New Delhi and Washington had put in a joint proposal to designate Makki as a global terrorist under the 1267 ISIL and Al Qaeda Sanctions Committee of the UN Security Council but Beijing placed a hold on this proposal at the last minute.
Then in August, China again put a hold on a proposal by the US and India to blacklist the senior leader of Pakistan-based terror organisation Jaish-e-Mohammed (JEM) Abdul Rauf Azhar.
Azhar, born in 1974 in Pakistan, had been sanctioned by the US in December 2010. China put a hold on a proposal by India and the US to designate Azhar as a global terrorist and subject him to an assets freeze, travel ban and arms embargo.
The US Department of Treasury had in December 2010 designated 'Abdul Rauf Azhar, a senior leader of Jaish-e Mohammed (JEM), for acting for or on behalf of JEM'.
The US said as a senior leader of JeM, Abdul Rauf Azhar 'has urged Pakistanis to engage in militant activities. He has served as JEM's acting leader in 2007, as one of JEM's most senior commanders in India, and as JEM's intelligence coordinator. In 2008 Azhar was assigned to organise suicide attacks in India. He was also involved with JEM's political wing and has served as a JEM official involved with training camps'.
In September, Beijing put a hold on a proposal moved at the United Nations by the US and co-supported by India to designate Lashkar-e-Taiba terrorist Sajid Mir, wanted for his involvement in the 26/11 Mumbai terrorist attacks, as a global terrorist.
Mir is one of India's most wanted terrorists and has a bounty of USD5 million placed on his head by the US for his role in the 26/11 Mumbai terror attacks.
In June this year, he was jailed for over 15 years in a terror-financing case by an anti-terrorism court in Pakistan, which is struggling to exit the grey list of the FATF.
Pakistani authorities had in the past claimed Mir had died, but Western countries remained unconvinced and demanded proof of his death.
This issue became a major sticking point in FATF's assessment of Pakistan's progress on the action plan late last year.
Mir is a senior member of the Pakistan-based Lashkar-e-Taiba (LeT) and is wanted for his involvement in the November 2008 terrorist attacks in Mumbai.
'Mir was LeT's operations manager for the attacks, playing a leading role in their planning, preparation, and execution,' the US State Department has said.
External Affairs Minister S Jaishankar said in his address to the high-level UN General Assembly session in September that 'The United Nations responds to terrorism by sanctioning its perpetrators.
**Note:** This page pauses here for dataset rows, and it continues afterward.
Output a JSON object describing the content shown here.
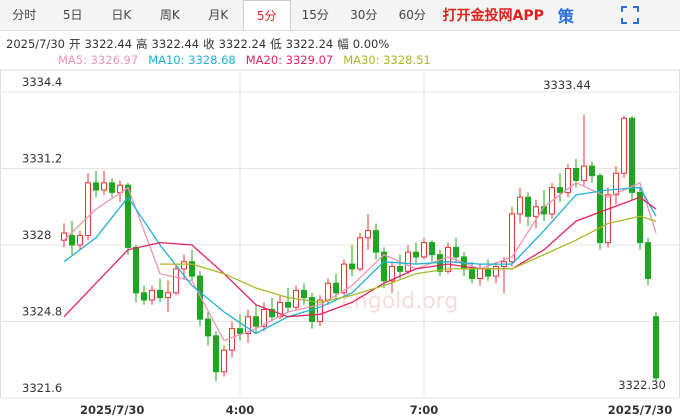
{
  "header": {
    "tabs": [
      "分时",
      "5日",
      "日K",
      "周K",
      "月K",
      "5分",
      "15分",
      "30分",
      "60分"
    ],
    "selected_tab": 5,
    "app_link": "打开金投网APP",
    "strategy": "策",
    "info_date": "2025/7/30",
    "info_items": [
      [
        "开",
        "3322.44"
      ],
      [
        "高",
        "3322.44"
      ],
      [
        "收",
        "3322.24"
      ],
      [
        "低",
        "3322.24"
      ],
      [
        "幅",
        "0.00%"
      ]
    ]
  },
  "chart_data": {
    "type": "candlestick",
    "watermark": "cngold.org",
    "up_color": "#e8352f",
    "down_color": "#1ea61e",
    "xlim": [
      -0.5,
      74.5
    ],
    "ylim": [
      3321.6,
      3334.4
    ],
    "yticks": [
      3334.4,
      3331.2,
      3328,
      3324.8,
      3321.6
    ],
    "xticks": [
      {
        "value": 2,
        "label": "2025/7/30"
      },
      {
        "value": 22,
        "label": "4:00"
      },
      {
        "value": 45,
        "label": "7:00"
      },
      {
        "value": 72,
        "label": "2025/7/30"
      }
    ],
    "grid": true,
    "high_label": "3333.44",
    "low_label": "3322.30",
    "candles": [
      [
        3328.2,
        3328.9,
        3327.9,
        3328.5
      ],
      [
        3328.4,
        3329.0,
        3327.6,
        3328.0
      ],
      [
        3328.0,
        3328.6,
        3327.8,
        3328.4
      ],
      [
        3328.4,
        3331.0,
        3328.2,
        3330.6
      ],
      [
        3330.6,
        3331.1,
        3330.0,
        3330.3
      ],
      [
        3330.3,
        3331.1,
        3330.1,
        3330.6
      ],
      [
        3330.6,
        3330.8,
        3330.0,
        3330.2
      ],
      [
        3330.2,
        3330.7,
        3329.8,
        3330.5
      ],
      [
        3330.5,
        3330.6,
        3327.6,
        3327.9
      ],
      [
        3327.9,
        3328.0,
        3325.6,
        3326.0
      ],
      [
        3326.0,
        3326.3,
        3325.5,
        3325.7
      ],
      [
        3325.7,
        3326.3,
        3325.5,
        3326.1
      ],
      [
        3326.1,
        3326.6,
        3325.6,
        3325.8
      ],
      [
        3325.8,
        3326.5,
        3325.2,
        3326.0
      ],
      [
        3326.0,
        3327.2,
        3325.9,
        3327.0
      ],
      [
        3327.0,
        3327.6,
        3326.6,
        3327.3
      ],
      [
        3327.3,
        3327.8,
        3326.5,
        3326.7
      ],
      [
        3326.7,
        3326.9,
        3324.6,
        3324.9
      ],
      [
        3324.9,
        3325.2,
        3323.8,
        3324.2
      ],
      [
        3324.2,
        3324.4,
        3322.3,
        3322.7
      ],
      [
        3322.7,
        3323.8,
        3322.5,
        3323.6
      ],
      [
        3323.6,
        3324.8,
        3323.3,
        3324.5
      ],
      [
        3324.5,
        3325.1,
        3324.0,
        3324.3
      ],
      [
        3324.3,
        3325.3,
        3323.9,
        3325.0
      ],
      [
        3325.0,
        3325.5,
        3324.3,
        3324.6
      ],
      [
        3324.6,
        3325.6,
        3324.4,
        3325.3
      ],
      [
        3325.3,
        3325.8,
        3324.8,
        3325.0
      ],
      [
        3325.0,
        3325.9,
        3324.9,
        3325.6
      ],
      [
        3325.6,
        3326.2,
        3325.2,
        3325.4
      ],
      [
        3325.4,
        3326.3,
        3325.3,
        3326.1
      ],
      [
        3326.1,
        3326.4,
        3325.5,
        3325.8
      ],
      [
        3325.8,
        3326.0,
        3324.5,
        3324.8
      ],
      [
        3324.8,
        3325.9,
        3324.6,
        3325.7
      ],
      [
        3325.7,
        3326.6,
        3325.5,
        3326.4
      ],
      [
        3326.4,
        3326.8,
        3325.7,
        3326.0
      ],
      [
        3326.0,
        3327.4,
        3325.9,
        3327.2
      ],
      [
        3327.2,
        3328.0,
        3326.7,
        3327.0
      ],
      [
        3327.0,
        3328.5,
        3326.9,
        3328.3
      ],
      [
        3328.3,
        3329.3,
        3327.8,
        3328.6
      ],
      [
        3328.6,
        3328.9,
        3327.4,
        3327.7
      ],
      [
        3327.7,
        3327.9,
        3326.2,
        3326.5
      ],
      [
        3326.5,
        3327.3,
        3326.0,
        3327.1
      ],
      [
        3327.1,
        3327.6,
        3326.6,
        3326.9
      ],
      [
        3326.9,
        3328.0,
        3326.8,
        3327.7
      ],
      [
        3327.7,
        3328.1,
        3327.2,
        3327.5
      ],
      [
        3327.5,
        3328.3,
        3327.4,
        3328.1
      ],
      [
        3328.1,
        3328.2,
        3327.3,
        3327.6
      ],
      [
        3327.6,
        3327.8,
        3326.7,
        3326.9
      ],
      [
        3326.9,
        3328.1,
        3326.8,
        3327.9
      ],
      [
        3327.9,
        3328.3,
        3327.3,
        3327.5
      ],
      [
        3327.5,
        3327.7,
        3326.7,
        3327.0
      ],
      [
        3327.0,
        3327.3,
        3326.4,
        3326.6
      ],
      [
        3326.6,
        3327.2,
        3326.3,
        3327.0
      ],
      [
        3327.0,
        3327.4,
        3326.5,
        3326.7
      ],
      [
        3326.7,
        3327.3,
        3326.4,
        3327.1
      ],
      [
        3327.1,
        3327.5,
        3326.0,
        3327.3
      ],
      [
        3327.3,
        3329.6,
        3327.1,
        3329.3
      ],
      [
        3329.3,
        3330.4,
        3328.9,
        3330.0
      ],
      [
        3330.0,
        3330.2,
        3328.8,
        3329.2
      ],
      [
        3329.2,
        3329.9,
        3328.7,
        3329.6
      ],
      [
        3329.6,
        3330.3,
        3329.0,
        3329.3
      ],
      [
        3329.3,
        3330.6,
        3329.1,
        3330.4
      ],
      [
        3330.4,
        3331.0,
        3329.8,
        3330.2
      ],
      [
        3330.2,
        3331.4,
        3330.0,
        3331.2
      ],
      [
        3331.2,
        3331.6,
        3330.4,
        3330.7
      ],
      [
        3330.7,
        3333.44,
        3330.5,
        3331.3
      ],
      [
        3331.3,
        3331.5,
        3330.6,
        3330.9
      ],
      [
        3330.9,
        3331.0,
        3327.8,
        3328.1
      ],
      [
        3328.1,
        3330.4,
        3327.9,
        3330.1
      ],
      [
        3330.1,
        3331.3,
        3329.7,
        3331.0
      ],
      [
        3331.0,
        3333.4,
        3330.8,
        3333.3
      ],
      [
        3333.3,
        3333.4,
        3329.9,
        3330.2
      ],
      [
        3330.2,
        3330.4,
        3327.8,
        3328.1
      ],
      [
        3328.1,
        3328.3,
        3326.3,
        3326.6
      ],
      [
        3325.0,
        3325.2,
        3322.3,
        3322.44
      ]
    ],
    "series": [
      {
        "name": "MA5: 3326.97",
        "color": "#ee95b5",
        "x": [
          0,
          4,
          8,
          12,
          16,
          20,
          24,
          28,
          32,
          36,
          40,
          44,
          48,
          52,
          56,
          60,
          64,
          68,
          72,
          74
        ],
        "values": [
          3328.2,
          3329.5,
          3330.4,
          3326.8,
          3326.5,
          3324.0,
          3324.5,
          3325.2,
          3325.5,
          3326.3,
          3327.6,
          3327.0,
          3327.5,
          3327.0,
          3327.5,
          3329.6,
          3330.6,
          3330.0,
          3330.6,
          3328.5
        ]
      },
      {
        "name": "MA10: 3328.68",
        "color": "#1fb0d6",
        "x": [
          0,
          4,
          8,
          12,
          16,
          20,
          24,
          28,
          32,
          36,
          40,
          44,
          48,
          52,
          56,
          60,
          64,
          68,
          72,
          74
        ],
        "values": [
          3327.3,
          3328.3,
          3330.0,
          3328.0,
          3326.3,
          3325.2,
          3324.3,
          3325.0,
          3325.4,
          3326.0,
          3327.3,
          3327.2,
          3327.3,
          3327.2,
          3327.2,
          3328.6,
          3330.1,
          3330.3,
          3330.4,
          3329.2
        ]
      },
      {
        "name": "MA20: 3329.07",
        "color": "#e0245e",
        "x": [
          0,
          4,
          8,
          12,
          16,
          20,
          24,
          28,
          32,
          36,
          40,
          44,
          48,
          52,
          56,
          60,
          64,
          68,
          72,
          74
        ],
        "values": [
          3325.0,
          3326.4,
          3327.8,
          3328.1,
          3328.0,
          3326.8,
          3325.5,
          3325.0,
          3325.1,
          3325.6,
          3326.4,
          3327.0,
          3327.2,
          3327.0,
          3327.0,
          3327.8,
          3329.0,
          3329.5,
          3330.0,
          3329.5
        ]
      },
      {
        "name": "MA30: 3328.51",
        "color": "#a9b825",
        "x": [
          12,
          16,
          20,
          24,
          28,
          32,
          36,
          40,
          44,
          48,
          52,
          56,
          60,
          64,
          68,
          72,
          74
        ],
        "values": [
          3327.2,
          3327.2,
          3326.8,
          3326.2,
          3325.8,
          3325.6,
          3325.9,
          3326.3,
          3326.8,
          3327.0,
          3327.0,
          3327.0,
          3327.6,
          3328.2,
          3328.9,
          3329.2,
          3329.0
        ]
      }
    ]
  }
}
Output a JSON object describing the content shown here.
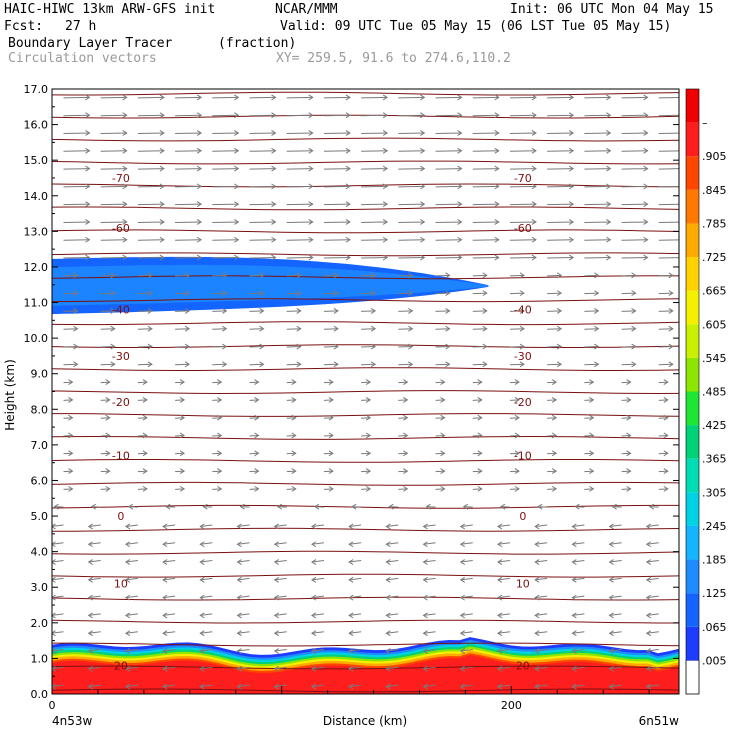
{
  "header": {
    "model": "HAIC-HIWC 13km ARW-GFS init",
    "org": "NCAR/MMM",
    "init": "Init: 06 UTC Mon 04 May 15",
    "fcst_label": "Fcst:",
    "fcst_value": "27 h",
    "valid": "Valid: 09 UTC Tue 05 May 15 (06 LST Tue 05 May 15)",
    "field": "Boundary Layer Tracer",
    "units": "(fraction)",
    "overlay": "Circulation vectors",
    "xy": "XY= 259.5, 91.6 to 274.6,110.2"
  },
  "colors": {
    "contour": "#7a1010",
    "vector": "#7a7a7a",
    "frame": "#000000"
  },
  "chart_data": {
    "type": "heatmap",
    "title": "Boundary Layer Tracer",
    "ylabel": "Height (km)",
    "xlabel": "Distance (km)",
    "xlim": [
      0,
      273
    ],
    "ylim": [
      0,
      17
    ],
    "x_ticks": [
      0,
      200
    ],
    "y_ticks": [
      "0.0",
      "1.0",
      "2.0",
      "3.0",
      "4.0",
      "5.0",
      "6.0",
      "7.0",
      "8.0",
      "9.0",
      "10.0",
      "11.0",
      "12.0",
      "13.0",
      "14.0",
      "15.0",
      "16.0",
      "17.0"
    ],
    "endpoint_left": "4n53w",
    "endpoint_right": "6n51w",
    "colorbar": {
      "labels": [
        ".005",
        ".065",
        ".125",
        ".185",
        ".245",
        ".305",
        ".365",
        ".425",
        ".485",
        ".545",
        ".605",
        ".665",
        ".725",
        ".785",
        ".845",
        ".905",
        "–"
      ],
      "colors": [
        "#ffffff",
        "#1e3cff",
        "#1464ff",
        "#1e8cff",
        "#14b4ff",
        "#00d2e6",
        "#00dcb4",
        "#00d278",
        "#1ee632",
        "#8ce600",
        "#c8f000",
        "#f5f000",
        "#ffd200",
        "#ffaa00",
        "#ff7800",
        "#ff4600",
        "#ff1e1e",
        "#f00000"
      ]
    },
    "contour_levels": [
      {
        "label": "-70",
        "y": 14.5
      },
      {
        "label": "-60",
        "y": 13.1
      },
      {
        "label": "-40",
        "y": 10.8
      },
      {
        "label": "-30",
        "y": 9.5
      },
      {
        "label": "-20",
        "y": 8.2
      },
      {
        "label": "-10",
        "y": 6.7
      },
      {
        "label": "0",
        "y": 5.0
      },
      {
        "label": "10",
        "y": 3.1
      },
      {
        "label": "20",
        "y": 0.8
      }
    ],
    "upper_tracer_layer": {
      "x_start": 0,
      "x_end": 190,
      "base_km": 10.7,
      "top_km": 12.2,
      "value": 0.065
    },
    "boundary_layer": {
      "top_km": 1.3,
      "core_top_km": 0.85,
      "value_core": 0.95
    }
  }
}
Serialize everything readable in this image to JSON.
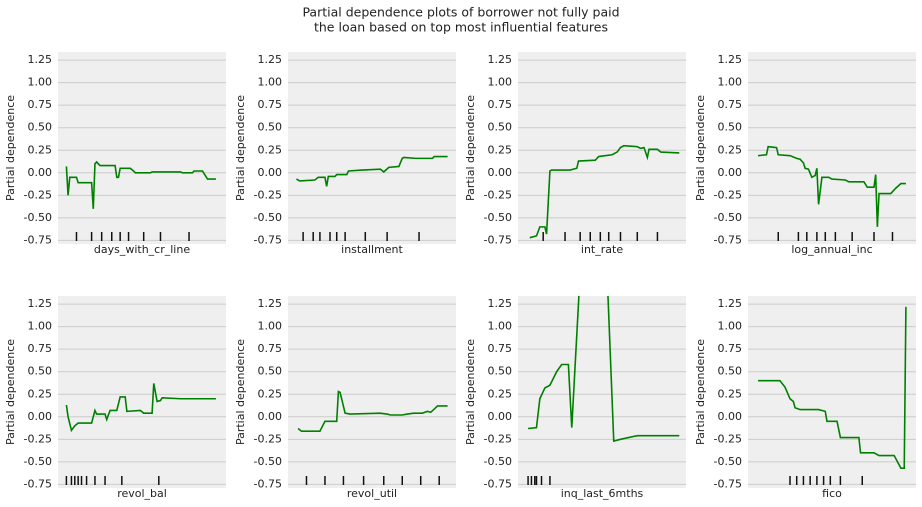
{
  "title": [
    "Partial dependence plots of borrower not fully paid",
    "the loan based on top most influential features"
  ],
  "chart_data": [
    {
      "type": "line",
      "xlabel": "days_with_cr_line",
      "ylabel": "Partial dependence",
      "color": "#008000",
      "grid": true,
      "xlim": [
        0,
        100
      ],
      "ylim": [
        -0.79,
        1.34
      ],
      "yticks": [
        -0.75,
        {
          "value": -0.5,
          "label": "-0.50"
        },
        -0.25,
        {
          "value": 0,
          "label": "0.00"
        },
        0.25,
        {
          "value": 0.5,
          "label": "0.50"
        },
        0.75,
        {
          "value": 1,
          "label": "1.00"
        },
        1.25
      ],
      "x": [
        5,
        6,
        7,
        11,
        12,
        20,
        21,
        22,
        23,
        25,
        34,
        35,
        36,
        37,
        43,
        45,
        46,
        55,
        56,
        73,
        74,
        80,
        81,
        86,
        89,
        94
      ],
      "values": [
        0.07,
        -0.25,
        -0.05,
        -0.05,
        -0.11,
        -0.11,
        -0.4,
        0.1,
        0.12,
        0.08,
        0.08,
        -0.05,
        -0.05,
        0.05,
        0.05,
        0.02,
        0,
        0,
        0.01,
        0.01,
        0,
        0,
        0.02,
        0.02,
        -0.07,
        -0.07
      ],
      "deciles": [
        11,
        20,
        26,
        32,
        37,
        42,
        51,
        61,
        78
      ]
    },
    {
      "type": "line",
      "xlabel": "installment",
      "ylabel": "Partial dependence",
      "color": "#008000",
      "grid": true,
      "xlim": [
        0,
        100
      ],
      "ylim": [
        -0.79,
        1.34
      ],
      "yticks": [
        -0.75,
        {
          "value": -0.5,
          "label": "-0.50"
        },
        -0.25,
        {
          "value": 0,
          "label": "0.00"
        },
        0.25,
        {
          "value": 0.5,
          "label": "0.50"
        },
        0.75,
        {
          "value": 1,
          "label": "1.00"
        },
        1.25
      ],
      "x": [
        5,
        7,
        16,
        18,
        22,
        23,
        24,
        28,
        29,
        35,
        36,
        44,
        55,
        57,
        60,
        66,
        68,
        69,
        76,
        86,
        87,
        95
      ],
      "values": [
        -0.07,
        -0.09,
        -0.08,
        -0.05,
        -0.05,
        -0.15,
        -0.04,
        -0.04,
        -0.02,
        -0.02,
        0.02,
        0.03,
        0.04,
        0.01,
        0.06,
        0.07,
        0.16,
        0.17,
        0.16,
        0.16,
        0.18,
        0.18
      ],
      "deciles": [
        9,
        15,
        19,
        25,
        29,
        34,
        46,
        59,
        78
      ]
    },
    {
      "type": "line",
      "xlabel": "int_rate",
      "ylabel": "Partial dependence",
      "color": "#008000",
      "grid": true,
      "xlim": [
        0,
        100
      ],
      "ylim": [
        -0.79,
        1.34
      ],
      "yticks": [
        -0.75,
        {
          "value": -0.5,
          "label": "-0.50"
        },
        -0.25,
        {
          "value": 0,
          "label": "0.00"
        },
        0.25,
        {
          "value": 0.5,
          "label": "0.50"
        },
        0.75,
        {
          "value": 1,
          "label": "1.00"
        },
        1.25
      ],
      "x": [
        7,
        11,
        13,
        16,
        17,
        19,
        20,
        31,
        35,
        36,
        46,
        48,
        56,
        59,
        61,
        63,
        71,
        73,
        75,
        77,
        78,
        83,
        85,
        96
      ],
      "values": [
        -0.72,
        -0.7,
        -0.6,
        -0.6,
        -0.68,
        0.02,
        0.03,
        0.03,
        0.05,
        0.13,
        0.14,
        0.18,
        0.2,
        0.23,
        0.28,
        0.3,
        0.29,
        0.27,
        0.28,
        0.17,
        0.26,
        0.26,
        0.23,
        0.22
      ],
      "deciles": [
        15,
        28,
        37,
        43,
        49,
        54,
        61,
        71,
        83
      ]
    },
    {
      "type": "line",
      "xlabel": "log_annual_inc",
      "ylabel": "Partial dependence",
      "color": "#008000",
      "grid": true,
      "xlim": [
        0,
        100
      ],
      "ylim": [
        -0.79,
        1.34
      ],
      "yticks": [
        -0.75,
        {
          "value": -0.5,
          "label": "-0.50"
        },
        -0.25,
        {
          "value": 0,
          "label": "0.00"
        },
        0.25,
        {
          "value": 0.5,
          "label": "0.50"
        },
        0.75,
        {
          "value": 1,
          "label": "1.00"
        },
        1.25
      ],
      "x": [
        6,
        11,
        12,
        17,
        18,
        25,
        29,
        31,
        33,
        34,
        36,
        38,
        40,
        41,
        42,
        44,
        48,
        50,
        58,
        60,
        69,
        71,
        75,
        76,
        77,
        78,
        85,
        88,
        91,
        94
      ],
      "values": [
        0.19,
        0.2,
        0.29,
        0.28,
        0.2,
        0.19,
        0.16,
        0.15,
        0.11,
        0.05,
        0.04,
        -0.05,
        -0.03,
        0.05,
        -0.35,
        -0.05,
        -0.05,
        -0.07,
        -0.08,
        -0.1,
        -0.1,
        -0.16,
        -0.16,
        -0.02,
        -0.6,
        -0.23,
        -0.23,
        -0.17,
        -0.12,
        -0.12
      ],
      "deciles": [
        18,
        30,
        35,
        41,
        46,
        52,
        62,
        75,
        86
      ]
    },
    {
      "type": "line",
      "xlabel": "revol_bal",
      "ylabel": "Partial dependence",
      "color": "#008000",
      "grid": true,
      "xlim": [
        0,
        100
      ],
      "ylim": [
        -0.79,
        1.34
      ],
      "yticks": [
        -0.75,
        {
          "value": -0.5,
          "label": "-0.50"
        },
        -0.25,
        {
          "value": 0,
          "label": "0.00"
        },
        0.25,
        {
          "value": 0.5,
          "label": "0.50"
        },
        0.75,
        {
          "value": 1,
          "label": "1.00"
        },
        1.25
      ],
      "x": [
        5,
        6,
        8,
        10,
        12,
        20,
        22,
        23,
        28,
        29,
        31,
        35,
        37,
        40,
        41,
        49,
        51,
        56,
        57,
        59,
        61,
        62,
        73,
        94
      ],
      "values": [
        0.13,
        0,
        -0.15,
        -0.1,
        -0.07,
        -0.07,
        0.07,
        0.03,
        0.03,
        -0.03,
        0.07,
        0.07,
        0.22,
        0.22,
        0.06,
        0.07,
        0.04,
        0.04,
        0.37,
        0.17,
        0.18,
        0.21,
        0.2,
        0.2
      ],
      "deciles": [
        5,
        8,
        10,
        12,
        14,
        17,
        22,
        28,
        38,
        60
      ]
    },
    {
      "type": "line",
      "xlabel": "revol_util",
      "ylabel": "Partial dependence",
      "color": "#008000",
      "grid": true,
      "xlim": [
        0,
        100
      ],
      "ylim": [
        -0.79,
        1.34
      ],
      "yticks": [
        -0.75,
        {
          "value": -0.5,
          "label": "-0.50"
        },
        -0.25,
        {
          "value": 0,
          "label": "0.00"
        },
        0.25,
        {
          "value": 0.5,
          "label": "0.50"
        },
        0.75,
        {
          "value": 1,
          "label": "1.00"
        },
        1.25
      ],
      "x": [
        6,
        8,
        19,
        22,
        29,
        30,
        31,
        34,
        37,
        55,
        59,
        61,
        68,
        71,
        75,
        80,
        83,
        85,
        89,
        95
      ],
      "values": [
        -0.13,
        -0.16,
        -0.16,
        -0.05,
        -0.05,
        0.28,
        0.27,
        0.04,
        0.03,
        0.04,
        0.03,
        0.02,
        0.02,
        0.03,
        0.04,
        0.04,
        0.06,
        0.05,
        0.12,
        0.12
      ],
      "deciles": [
        11,
        22,
        33,
        45,
        57,
        68,
        79,
        90
      ]
    },
    {
      "type": "line",
      "xlabel": "inq_last_6mths",
      "ylabel": "Partial dependence",
      "color": "#008000",
      "grid": true,
      "xlim": [
        0,
        100
      ],
      "ylim": [
        -0.79,
        1.34
      ],
      "yticks": [
        -0.75,
        {
          "value": -0.5,
          "label": "-0.50"
        },
        -0.25,
        {
          "value": 0,
          "label": "0.00"
        },
        0.25,
        {
          "value": 0.5,
          "label": "0.50"
        },
        0.75,
        {
          "value": 1,
          "label": "1.00"
        },
        1.25
      ],
      "x": [
        6,
        11,
        13,
        16,
        19,
        23,
        26,
        30,
        32,
        37,
        53,
        57,
        61,
        71,
        96
      ],
      "values": [
        -0.13,
        -0.12,
        0.2,
        0.32,
        0.35,
        0.5,
        0.58,
        0.58,
        -0.12,
        1.6,
        1.6,
        -0.27,
        -0.25,
        -0.21,
        -0.21
      ],
      "deciles": [
        6,
        8,
        10,
        11,
        14,
        19
      ]
    },
    {
      "type": "line",
      "xlabel": "fico",
      "ylabel": "Partial dependence",
      "color": "#008000",
      "grid": true,
      "xlim": [
        0,
        100
      ],
      "ylim": [
        -0.79,
        1.34
      ],
      "yticks": [
        -0.75,
        {
          "value": -0.5,
          "label": "-0.50"
        },
        -0.25,
        {
          "value": 0,
          "label": "0.00"
        },
        0.25,
        {
          "value": 0.5,
          "label": "0.50"
        },
        0.75,
        {
          "value": 1,
          "label": "1.00"
        },
        1.25
      ],
      "x": [
        6,
        19,
        22,
        25,
        27,
        28,
        31,
        42,
        46,
        47,
        53,
        55,
        66,
        67,
        75,
        78,
        87,
        91,
        93,
        94
      ],
      "values": [
        0.4,
        0.4,
        0.33,
        0.2,
        0.17,
        0.1,
        0.08,
        0.08,
        0.06,
        -0.05,
        -0.05,
        -0.23,
        -0.23,
        -0.4,
        -0.4,
        -0.43,
        -0.43,
        -0.57,
        -0.57,
        1.22
      ],
      "deciles": [
        25,
        29,
        33,
        37,
        41,
        45,
        49,
        55,
        68
      ]
    }
  ]
}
Those who politicise the UNSC 1267 Sanctions regime, sometimes even to the extent of defending proclaimed terrorists, do so at their own peril. Believe me, they advance neither their own interests nor indeed their reputation'.
Amid repeated holds on proposals to designate terrorists under the UN sanctions regime, Jaishankar had told reporters here last month that terrorism should not be used as a political tool and the idea that something is blocked without assigning a reason challenges common sense.
'We do believe that in any process if any party is taking a decision, they need to be transparent about it. So the idea that something is blocked without assigning a reason, it sort of challenges common sense,' Jaishankar had said in New York in response to a question by PTI on the issue of repeated holds and blocks on proposals to list terrorists under the UN sanctions regime.
Earlier also, China, an all-weather friend of Islamabad, has placed holds and blocks on bids by India and its allies to list Pakistan-based terrorists.
In May 2019, India had won a huge diplomatic win at the UN when the global body designated Pakistan-based Jaish-e-Mohammed chief Masood Azhar as a 'global terrorist', a decade after New Delhi had first approached the world body on the issue.
A veto-wielding permanent member of the UN Security Council, China was the sole hold-out in the 15-nation body on the bid to blacklist Azhar, blocking attempts by placing a 'technical hold'.